Capítulo 25

Tôru empezó a estudiar en la escuela preparatoria a los diecisiete, dos años más tarde que la mayoría de los muchachos, e ingresaría en la Universidad a los veinte, en 1974, cuando alcanzase la mayoría de edad legal. Durante su tercer año en la escuela preparatoria no se concedió vacaciones en sus estudios para preparar los exámenes de la Universidad. Honda le previno contra el exceso de trabajo.

Un día de otoño de aquel tercer año Honda, pese a las protestas de Tôru, le llevó a pasar un fin de semana fuera. Tôru no quería ir muy lejos de casa y en consecuencia siguieron sus deseos y fueron en coche a Yokohama para ver los barcos. Era la primera vez en mucho tiempo que los contemplaba. Pensaban cenar en el barrio chino de Yokohama.

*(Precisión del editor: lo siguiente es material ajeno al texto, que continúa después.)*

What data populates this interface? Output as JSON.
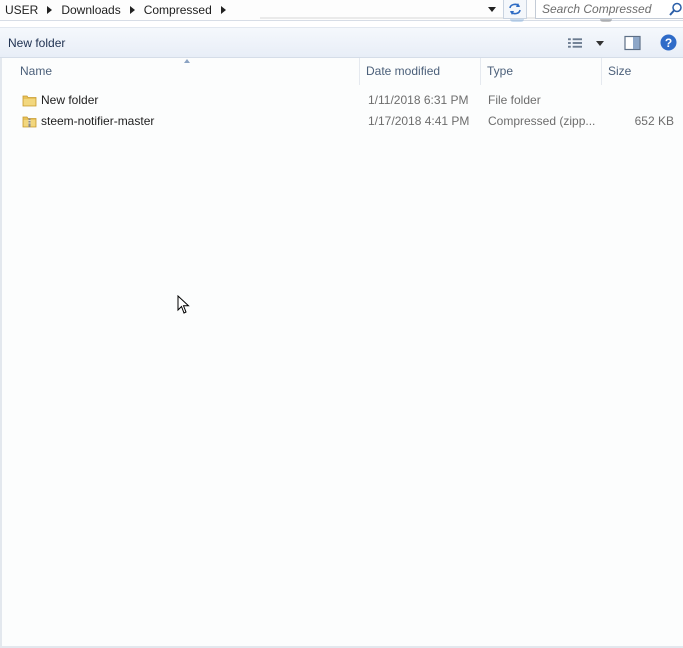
{
  "address_bar": {
    "crumbs": [
      "USER",
      "Downloads",
      "Compressed"
    ]
  },
  "search": {
    "placeholder": "Search Compressed"
  },
  "toolbar": {
    "new_folder_label": "New folder"
  },
  "columns": {
    "name": "Name",
    "date": "Date modified",
    "type": "Type",
    "size": "Size"
  },
  "files": [
    {
      "name": "New folder",
      "date": "1/11/2018 6:31 PM",
      "type": "File folder",
      "size": "",
      "icon": "folder-icon"
    },
    {
      "name": "steem-notifier-master",
      "date": "1/17/2018 4:41 PM",
      "type": "Compressed (zipp...",
      "size": "652 KB",
      "icon": "zip-folder-icon"
    }
  ],
  "colors": {
    "folder": "#e8c25a",
    "accent": "#1e3050",
    "header_text": "#4c607a"
  }
}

Por desgracia el cielo de comienzos de octubre se cubrió de nubes. Sobre Yokohama el cielo aparecía alto e inmenso. Fueron al muelle meridional. El cielo estaba cubierto de grandes nubes aborregadas, con algunas manchas blancas aquí y allá. Como el eco de una campanada, quedaba un rastro azulado más allá del muelle central. Parecía a punto de desaparecer.

—Si tuviéramos nuestro propio coche, yo habría podido traerte. Un chófer es un gasto innecesario.

—No todavía. Ya te compraré uno, te lo prometo, cuando ingreses en la Universidad. Sólo habrás de esperar un poco más.

Tras enviar a Tôru a comprar las entradas para entrar en el edificio del terminal, Honda se apoyó en su bastón y observó con gesto de cansancio las escaleras que tenía que remontar. Sabía que Tôru se mostraría dispuesto a ayudarle pero no quería pedírselo.

Tôru se sentía a gusto desde que llegaron al puerto. Sabía que sería así. No sólo Shimizu sino cualquier puerto era como una medicina cristalina que obraba en él una inmediata curación.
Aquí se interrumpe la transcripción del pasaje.